13 Haziran 2019 10:30

Göçün getirdiği avantajlardan biri, insanın doğduğu yere özgü kültürel miras, tarihî geçmiş, dil ve hatta cinsiyet gibi ögelerin oluşturduğu kimliğin dönüşebilmesi. Bu dönüşme, özellikle de Almanya gibi çeşitli etnik grupların yaşadığı bir göçmen ülkesinde neredeyse zenginleşmeyle eş anlamlıdır. Dolayısıyla, dönüşmeyle elde edilen bu yeni kimlik kişi için bir şans oluşturuyor.
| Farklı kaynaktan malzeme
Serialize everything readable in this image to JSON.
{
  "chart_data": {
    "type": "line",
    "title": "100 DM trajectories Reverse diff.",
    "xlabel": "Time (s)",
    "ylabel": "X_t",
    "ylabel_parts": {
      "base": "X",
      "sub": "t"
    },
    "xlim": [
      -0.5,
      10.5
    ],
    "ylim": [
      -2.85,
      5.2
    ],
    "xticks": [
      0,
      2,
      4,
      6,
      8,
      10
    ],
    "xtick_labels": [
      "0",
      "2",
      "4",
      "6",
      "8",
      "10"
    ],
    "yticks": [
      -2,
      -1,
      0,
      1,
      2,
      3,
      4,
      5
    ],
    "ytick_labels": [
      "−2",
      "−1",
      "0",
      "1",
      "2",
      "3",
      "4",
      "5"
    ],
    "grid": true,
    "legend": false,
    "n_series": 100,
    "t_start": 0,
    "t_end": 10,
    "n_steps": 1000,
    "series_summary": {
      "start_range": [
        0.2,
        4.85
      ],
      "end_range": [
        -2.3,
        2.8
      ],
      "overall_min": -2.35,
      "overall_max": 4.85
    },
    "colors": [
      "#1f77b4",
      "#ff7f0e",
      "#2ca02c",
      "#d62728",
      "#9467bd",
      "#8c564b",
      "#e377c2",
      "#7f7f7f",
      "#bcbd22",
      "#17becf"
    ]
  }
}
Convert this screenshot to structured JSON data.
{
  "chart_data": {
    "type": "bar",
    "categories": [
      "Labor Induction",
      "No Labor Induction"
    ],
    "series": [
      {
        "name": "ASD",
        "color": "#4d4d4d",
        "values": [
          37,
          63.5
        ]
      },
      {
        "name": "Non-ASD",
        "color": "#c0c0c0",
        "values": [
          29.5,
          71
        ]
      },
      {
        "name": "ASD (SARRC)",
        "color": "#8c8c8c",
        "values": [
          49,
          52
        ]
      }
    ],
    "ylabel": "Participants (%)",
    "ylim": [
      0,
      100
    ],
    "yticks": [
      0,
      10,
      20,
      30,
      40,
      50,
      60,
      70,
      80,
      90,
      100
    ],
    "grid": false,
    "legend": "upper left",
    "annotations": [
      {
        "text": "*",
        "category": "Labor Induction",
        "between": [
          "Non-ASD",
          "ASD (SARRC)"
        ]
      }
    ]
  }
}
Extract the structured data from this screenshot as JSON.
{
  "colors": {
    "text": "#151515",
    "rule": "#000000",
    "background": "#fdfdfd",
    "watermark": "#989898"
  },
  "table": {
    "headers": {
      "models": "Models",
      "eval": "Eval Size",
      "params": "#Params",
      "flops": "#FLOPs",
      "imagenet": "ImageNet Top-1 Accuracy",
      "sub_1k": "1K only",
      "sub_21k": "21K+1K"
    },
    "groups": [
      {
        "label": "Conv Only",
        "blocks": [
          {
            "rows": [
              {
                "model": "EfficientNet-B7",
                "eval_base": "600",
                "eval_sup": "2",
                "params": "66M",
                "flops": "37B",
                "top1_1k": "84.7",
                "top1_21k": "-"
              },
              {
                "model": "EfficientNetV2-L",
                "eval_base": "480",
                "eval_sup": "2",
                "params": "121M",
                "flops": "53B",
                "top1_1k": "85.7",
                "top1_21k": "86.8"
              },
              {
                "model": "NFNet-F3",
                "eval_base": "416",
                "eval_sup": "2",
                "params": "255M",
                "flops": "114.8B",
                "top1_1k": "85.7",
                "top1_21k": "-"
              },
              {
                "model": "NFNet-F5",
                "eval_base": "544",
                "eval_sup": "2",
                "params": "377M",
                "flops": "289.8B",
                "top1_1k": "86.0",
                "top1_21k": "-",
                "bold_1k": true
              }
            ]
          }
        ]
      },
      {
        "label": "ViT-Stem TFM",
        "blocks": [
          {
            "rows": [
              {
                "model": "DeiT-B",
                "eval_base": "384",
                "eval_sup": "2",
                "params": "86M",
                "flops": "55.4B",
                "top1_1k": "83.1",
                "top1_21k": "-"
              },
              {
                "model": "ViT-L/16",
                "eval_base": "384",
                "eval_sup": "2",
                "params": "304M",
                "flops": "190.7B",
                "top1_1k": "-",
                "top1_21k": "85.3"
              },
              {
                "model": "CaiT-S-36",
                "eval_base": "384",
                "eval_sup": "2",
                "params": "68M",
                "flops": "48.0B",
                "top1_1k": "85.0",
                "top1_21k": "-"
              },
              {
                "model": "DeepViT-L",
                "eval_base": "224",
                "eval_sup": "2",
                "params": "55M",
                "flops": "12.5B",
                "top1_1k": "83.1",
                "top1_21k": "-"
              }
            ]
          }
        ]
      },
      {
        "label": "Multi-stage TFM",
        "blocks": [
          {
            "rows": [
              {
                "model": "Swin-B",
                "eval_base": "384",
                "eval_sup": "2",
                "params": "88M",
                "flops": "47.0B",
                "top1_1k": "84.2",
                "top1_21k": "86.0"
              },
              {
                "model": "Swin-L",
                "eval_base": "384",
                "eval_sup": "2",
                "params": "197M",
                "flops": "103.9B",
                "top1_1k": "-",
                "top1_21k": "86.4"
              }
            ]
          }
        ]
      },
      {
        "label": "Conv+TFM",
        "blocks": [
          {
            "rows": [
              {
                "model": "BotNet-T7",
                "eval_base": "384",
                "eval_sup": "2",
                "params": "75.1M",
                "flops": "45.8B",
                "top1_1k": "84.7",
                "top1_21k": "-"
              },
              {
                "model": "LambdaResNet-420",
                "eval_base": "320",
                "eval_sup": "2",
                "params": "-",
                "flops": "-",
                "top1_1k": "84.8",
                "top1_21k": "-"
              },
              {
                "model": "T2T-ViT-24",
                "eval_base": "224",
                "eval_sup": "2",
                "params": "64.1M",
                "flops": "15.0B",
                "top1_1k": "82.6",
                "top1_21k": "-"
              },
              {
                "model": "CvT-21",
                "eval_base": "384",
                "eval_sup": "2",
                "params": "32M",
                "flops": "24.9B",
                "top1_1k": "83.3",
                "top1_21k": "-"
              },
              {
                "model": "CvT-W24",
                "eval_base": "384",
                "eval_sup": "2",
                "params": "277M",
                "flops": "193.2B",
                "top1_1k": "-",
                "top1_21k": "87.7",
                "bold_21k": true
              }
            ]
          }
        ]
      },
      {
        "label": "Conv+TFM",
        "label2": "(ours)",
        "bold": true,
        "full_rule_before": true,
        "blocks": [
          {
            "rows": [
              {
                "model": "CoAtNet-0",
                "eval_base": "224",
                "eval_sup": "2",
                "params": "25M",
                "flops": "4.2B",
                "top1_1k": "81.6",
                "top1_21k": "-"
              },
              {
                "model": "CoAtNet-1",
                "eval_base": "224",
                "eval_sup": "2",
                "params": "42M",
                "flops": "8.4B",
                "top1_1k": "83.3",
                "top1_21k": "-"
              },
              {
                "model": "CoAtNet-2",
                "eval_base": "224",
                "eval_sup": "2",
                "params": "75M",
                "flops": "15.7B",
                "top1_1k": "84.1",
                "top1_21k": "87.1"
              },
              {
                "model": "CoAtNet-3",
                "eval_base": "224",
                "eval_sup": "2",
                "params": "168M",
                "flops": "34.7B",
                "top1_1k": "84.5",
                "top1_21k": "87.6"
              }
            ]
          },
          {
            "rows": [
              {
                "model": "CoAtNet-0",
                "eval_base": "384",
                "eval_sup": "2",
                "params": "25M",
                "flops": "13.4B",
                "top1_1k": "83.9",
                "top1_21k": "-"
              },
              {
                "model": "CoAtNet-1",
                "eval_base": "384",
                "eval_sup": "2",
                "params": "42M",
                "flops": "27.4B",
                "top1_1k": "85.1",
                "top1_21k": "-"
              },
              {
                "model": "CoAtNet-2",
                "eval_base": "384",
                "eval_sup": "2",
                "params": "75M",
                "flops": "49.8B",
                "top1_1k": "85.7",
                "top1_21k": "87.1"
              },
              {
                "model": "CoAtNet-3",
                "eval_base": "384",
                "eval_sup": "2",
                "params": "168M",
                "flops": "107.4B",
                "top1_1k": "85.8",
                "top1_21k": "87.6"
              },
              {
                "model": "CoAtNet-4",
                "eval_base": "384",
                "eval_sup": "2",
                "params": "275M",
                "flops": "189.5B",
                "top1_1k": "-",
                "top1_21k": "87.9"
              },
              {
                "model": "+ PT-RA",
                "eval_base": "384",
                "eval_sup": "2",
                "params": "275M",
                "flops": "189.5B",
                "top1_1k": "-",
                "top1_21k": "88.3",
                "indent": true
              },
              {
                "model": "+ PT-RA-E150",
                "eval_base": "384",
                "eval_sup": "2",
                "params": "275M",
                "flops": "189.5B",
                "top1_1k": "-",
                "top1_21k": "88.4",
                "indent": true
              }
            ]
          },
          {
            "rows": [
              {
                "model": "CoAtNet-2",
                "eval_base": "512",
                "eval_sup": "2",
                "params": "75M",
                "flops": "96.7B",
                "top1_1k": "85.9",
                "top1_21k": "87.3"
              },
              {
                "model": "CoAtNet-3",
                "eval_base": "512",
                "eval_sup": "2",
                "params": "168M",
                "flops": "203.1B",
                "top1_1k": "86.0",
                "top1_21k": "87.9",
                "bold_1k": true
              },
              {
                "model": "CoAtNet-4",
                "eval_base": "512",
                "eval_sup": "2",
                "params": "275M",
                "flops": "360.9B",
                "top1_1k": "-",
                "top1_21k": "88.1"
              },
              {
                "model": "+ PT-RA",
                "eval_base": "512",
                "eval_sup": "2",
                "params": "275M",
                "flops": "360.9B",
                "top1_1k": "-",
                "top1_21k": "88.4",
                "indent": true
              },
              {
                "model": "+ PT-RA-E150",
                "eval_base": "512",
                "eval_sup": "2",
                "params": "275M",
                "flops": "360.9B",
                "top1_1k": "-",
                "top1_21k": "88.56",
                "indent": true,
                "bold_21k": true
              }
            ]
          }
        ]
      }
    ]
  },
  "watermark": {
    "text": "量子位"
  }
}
Bunu şans ve zenginlik olarak görmeyerek “eski” kimliğine sıkı sıkı yapışıp onu bırakmama çabasında ya da “eski ve yeni” veya “hem o hem de öteki” diye birbirinden tamamen kopuk iki kimliğe sahip olduğunu düşünenlerin sayısı çok. Onun değişken bir nosyon olduğunu yadsıyıp bir kimliğe sıkı sıkı sarılmayı ya da eklektik iki kültürün bir kişilikte barınabileceğini savunmayı özellikle içinde yaşadığımız küreselleşme koşullarında düşünmek zor. Dahası, “köklere dönüş”, sağın, Avrupa’da, özellikle de Almanya’daki radikal unsurların benimseyip yaygınlaştırmaya çalıştığı bir davranış biçimi. Aşırı sağ bunu yaparken, alternatif yaşam biçimlerine, çok kültürlülüğe, kendi deyimiyle Batı’yı tehdit eden bütün bu unsurlara savaş açmış oluyor. Başka bir deyişle, kimliği durağan belleyerek ulusal aidiyeti birinci planda tutmak “kader birliği” topluluklarının oluşmasına yol açarak ötekileştirme tehlikesini, aynı zamanda totaliter ve tekilliği dışlayan bir nüve de taşıyor. Yazar, filozof ve aktivist Franco Berardi, küreselleşmenin doğurduğu sonuçlardan biri olan yersiz yurtsuzlaşmanın (Deterritorialisierung) paradoksal bir biçimde kimliksel bir barınağa ve kendi aidiyetinin takdirine ihtiyaç duymaya yol açtığını ve tam da burada kimliksel tuzağın gizlendiğini söylüyor. Berardi’ye göre, özgüven ve kendi değerini ispatın agresif biçimleri olarak vatan, din ve aile gibi kavramlara dönüş bu tuzağı oluşturuyor.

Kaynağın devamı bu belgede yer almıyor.